Dona Marli a toda hora telefonava fazendo as  mesmas perguntas e ouvindo as mesmas respostas. Depois o telefone ia para tia Tereza passar-lhe o relatório completo. Mas Kelly estava com a consciência tranquila: ela estava mesmo procurando se adequar o melhor possível a sua nova situação. Já havia conseguido se encaixar bem na rotina da casa, e cumpria razoavelmente os horários estipulados. Já estava até conseguindo executar os serviços com mais presteza, agora que aprendera, e não deixava de distrair-se de vez em quando com a TV e o computador, bastando para isso pedir licença antes.

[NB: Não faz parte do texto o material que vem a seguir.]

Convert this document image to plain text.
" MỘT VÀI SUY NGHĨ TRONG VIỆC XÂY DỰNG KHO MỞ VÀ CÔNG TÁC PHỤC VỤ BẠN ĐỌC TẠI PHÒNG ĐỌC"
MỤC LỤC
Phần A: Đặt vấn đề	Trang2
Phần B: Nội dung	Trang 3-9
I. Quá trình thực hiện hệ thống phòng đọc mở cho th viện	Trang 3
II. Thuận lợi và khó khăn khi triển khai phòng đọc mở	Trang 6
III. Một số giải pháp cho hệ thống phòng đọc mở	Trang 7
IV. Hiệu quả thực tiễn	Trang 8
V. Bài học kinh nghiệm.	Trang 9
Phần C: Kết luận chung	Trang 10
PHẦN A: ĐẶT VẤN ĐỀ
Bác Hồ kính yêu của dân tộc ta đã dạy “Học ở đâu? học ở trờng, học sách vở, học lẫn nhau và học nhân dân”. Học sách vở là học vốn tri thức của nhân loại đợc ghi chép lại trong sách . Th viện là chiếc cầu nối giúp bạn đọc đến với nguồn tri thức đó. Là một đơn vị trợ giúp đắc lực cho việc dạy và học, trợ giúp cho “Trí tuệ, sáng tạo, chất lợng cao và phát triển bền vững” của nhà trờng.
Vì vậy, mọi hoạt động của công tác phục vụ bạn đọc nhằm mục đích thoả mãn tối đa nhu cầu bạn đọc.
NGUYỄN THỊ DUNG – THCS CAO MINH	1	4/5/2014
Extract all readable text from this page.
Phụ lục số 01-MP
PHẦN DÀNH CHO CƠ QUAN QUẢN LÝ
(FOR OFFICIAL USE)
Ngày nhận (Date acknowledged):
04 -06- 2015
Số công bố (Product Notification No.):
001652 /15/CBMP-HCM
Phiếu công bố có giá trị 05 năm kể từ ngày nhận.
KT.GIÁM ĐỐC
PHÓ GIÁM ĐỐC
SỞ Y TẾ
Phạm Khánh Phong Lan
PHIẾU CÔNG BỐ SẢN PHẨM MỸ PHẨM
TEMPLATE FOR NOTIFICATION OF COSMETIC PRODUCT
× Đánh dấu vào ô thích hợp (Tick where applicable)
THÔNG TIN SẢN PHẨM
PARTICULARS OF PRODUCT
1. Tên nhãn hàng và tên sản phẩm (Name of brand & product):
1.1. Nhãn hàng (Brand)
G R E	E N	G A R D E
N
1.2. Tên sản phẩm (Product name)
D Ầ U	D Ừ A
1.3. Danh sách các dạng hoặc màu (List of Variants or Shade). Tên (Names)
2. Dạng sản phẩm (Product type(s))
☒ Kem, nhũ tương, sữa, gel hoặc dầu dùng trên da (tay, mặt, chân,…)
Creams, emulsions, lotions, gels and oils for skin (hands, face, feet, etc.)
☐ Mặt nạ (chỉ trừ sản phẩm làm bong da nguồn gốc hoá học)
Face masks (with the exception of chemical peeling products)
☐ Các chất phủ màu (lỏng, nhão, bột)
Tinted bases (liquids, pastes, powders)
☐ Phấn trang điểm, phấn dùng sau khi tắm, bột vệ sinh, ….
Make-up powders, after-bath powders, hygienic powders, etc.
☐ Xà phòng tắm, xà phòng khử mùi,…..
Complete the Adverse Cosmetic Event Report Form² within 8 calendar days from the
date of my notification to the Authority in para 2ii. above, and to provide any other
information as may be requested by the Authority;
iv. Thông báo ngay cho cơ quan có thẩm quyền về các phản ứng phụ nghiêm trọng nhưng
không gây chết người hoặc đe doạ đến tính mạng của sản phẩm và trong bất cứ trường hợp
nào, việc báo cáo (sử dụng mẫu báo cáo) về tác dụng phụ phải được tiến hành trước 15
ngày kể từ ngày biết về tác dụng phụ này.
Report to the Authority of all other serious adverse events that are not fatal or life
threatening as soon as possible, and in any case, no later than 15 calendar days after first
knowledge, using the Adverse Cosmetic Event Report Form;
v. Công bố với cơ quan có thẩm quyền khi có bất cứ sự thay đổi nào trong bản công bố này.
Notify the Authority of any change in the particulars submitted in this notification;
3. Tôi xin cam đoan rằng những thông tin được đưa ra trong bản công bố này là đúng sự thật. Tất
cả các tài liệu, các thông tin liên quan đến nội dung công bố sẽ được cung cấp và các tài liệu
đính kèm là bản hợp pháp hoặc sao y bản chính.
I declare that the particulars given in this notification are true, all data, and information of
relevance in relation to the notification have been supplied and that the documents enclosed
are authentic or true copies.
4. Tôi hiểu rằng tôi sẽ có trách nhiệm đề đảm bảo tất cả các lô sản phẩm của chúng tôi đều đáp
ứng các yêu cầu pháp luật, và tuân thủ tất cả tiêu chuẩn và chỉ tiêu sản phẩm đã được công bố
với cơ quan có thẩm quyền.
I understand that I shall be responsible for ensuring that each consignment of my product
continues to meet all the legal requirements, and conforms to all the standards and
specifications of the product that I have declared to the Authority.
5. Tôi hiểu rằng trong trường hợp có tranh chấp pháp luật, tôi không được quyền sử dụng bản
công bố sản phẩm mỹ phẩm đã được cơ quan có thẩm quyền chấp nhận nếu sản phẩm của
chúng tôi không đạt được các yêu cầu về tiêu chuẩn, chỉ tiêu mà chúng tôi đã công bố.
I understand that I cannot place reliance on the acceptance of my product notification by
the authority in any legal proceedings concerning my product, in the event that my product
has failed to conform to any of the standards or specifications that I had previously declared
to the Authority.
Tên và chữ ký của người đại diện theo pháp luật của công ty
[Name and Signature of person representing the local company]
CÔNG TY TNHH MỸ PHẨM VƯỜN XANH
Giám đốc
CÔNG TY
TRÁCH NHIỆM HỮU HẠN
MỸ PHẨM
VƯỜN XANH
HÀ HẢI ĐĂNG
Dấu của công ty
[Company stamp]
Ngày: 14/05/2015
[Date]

Só a incomodava saber que não era alguém da casa, apenas morava na casa, e isso por vezes a deixava triste e pensativa. Achava meio estranho que os filhos e outros parentes de tia Tereza fizessem visitas e mal a cumprimentavam, mas afinal não era ela quem eles vieram ver. Sua posição ali parecia mais a de uma empregada do que alguém da família. Ela achava estranho ter que comer na cozinha, mas afinal a própria tia Tereza também preferia comer ali e raramente usava a mesa da sala. E colocando bem os pesos na balança, nada daquilo era injusto, pois ela tinha que pagar de alguma forma a sua estadia, e também sabia que tia Tereza pagava metade da escola que ela frequentava. E se mais ainda precisasse ser dito, ela não estava ali por acaso, mas por conta do que fizera antes.

Também já estava se acostumando a ter que desfilar pela casa com aquelas vestidinhos furrecas e curtíssimos enquanto fazia faxina. Sentia vergonha quando chegava alguma visita, mas bem feito, quem mandou ter feito? A toda hora sentia os olhos de Rogerinho passeando pelo seu corpo e procurando detalhes quando ela se esticava toda para limpar um cantinho de algum móvel, se abaixava ou subia uma escada. Isso a incomodara um pouco no início, mas agora não se importava mais, pois estava sabendo que a tia o havia incumbido de vigiá-la de vez em quando, e aquela curiosidade toda era normal para um o moleque de 12 anos. Gostava de conversar com ele, o garoto era bem esperto, dizia coisas inesperadas e podia tanto fazê-la rir quanto deixa-la de saia justa.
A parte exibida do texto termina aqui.